HomeNewsThe trial of Directors accused of erecting illegal billboard deferred again

The trial of Directors accused of erecting illegal billboard deferred again


By staff reporter
The case of two company directors accused of erecting an illegal billboard to tarnish a land developing company in Borrowdale have been slapped with a warrant of arrest for the third consecutive time in a row.

The directors Mark Strathen of Fairclot company and Grant Russell of Paragon company were issued with a warrant of arrest for the third time after they failed to appear in court on time.

They however came later to cancel the warrant in another court after hearing that the presiding magistrate Shane Kubonera was not on duty yesterday.

The matter was instructed by the High Court to go for trial after unsuccessfully applied for an exception application.

The duo were then ordered to come on June 27 for trial.

Strathen and Russell are facing criminal nuisance charges.

On the previous sitting the pair was issued a warrant of arrest after failing to show up in court.

Their recent application for review was dismissed by High Court judge Justice Bachi Muzawazi.

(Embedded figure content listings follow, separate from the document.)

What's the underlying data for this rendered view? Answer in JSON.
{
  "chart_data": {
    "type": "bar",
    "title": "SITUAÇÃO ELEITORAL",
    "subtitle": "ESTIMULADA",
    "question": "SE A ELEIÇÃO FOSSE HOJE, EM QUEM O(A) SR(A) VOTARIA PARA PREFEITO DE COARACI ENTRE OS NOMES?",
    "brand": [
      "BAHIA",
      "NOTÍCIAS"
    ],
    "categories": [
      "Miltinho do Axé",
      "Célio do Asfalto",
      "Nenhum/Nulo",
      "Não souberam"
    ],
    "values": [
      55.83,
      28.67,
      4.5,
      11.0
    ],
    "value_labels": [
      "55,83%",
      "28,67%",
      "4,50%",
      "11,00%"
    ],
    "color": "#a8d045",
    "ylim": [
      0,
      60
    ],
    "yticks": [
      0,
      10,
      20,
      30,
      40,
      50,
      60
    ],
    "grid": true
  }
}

Russell and Strathen who are represented by Tendai Biti last year filed the application for exception to charges of criminal nuisance which was dismissed by magistrate Kubonera on the grounds that it was marred by triable issues.

In dismissing their application for exception Mr Kubonera said the duo must stand trial to answer to their allegations.

Aggrieved by the dismissal of their application Russell and Strathen filed a review of Kubonera’s determination at the High Court.

Justice Bachi Muzawazi dismissed their application saying she find no reason to interfere with the incomplete proceedings before the primary court.

Russell and Strathen are the applicants together with their companies as first applicant to fourth respectively.

They cited magistrate Kubonera and the State prosecutor Shambadzeni Fungura as respondents.

The duo had challenged that the contents of the billboard did not disclose an offence.

They further said they argued that the contents of the billboard did not interfere with the ordinary comfort, convenience, peace or quite of the public or any section of the public thereof.

Magistrate Kubonera turned down the application on the defective charge, and did not make a determination on the Constitutional arguments ruling that, a determination on the appropriateness of the charge, whether it disclosed an offence or not cannot be made at that stage but only after hearing evidence.

After that decision by Kubonera the duo filed an urgent chamber application for stay of those proceedings pending the review.

However after the dismissal of the application for review at the High Court the trial is expected to start.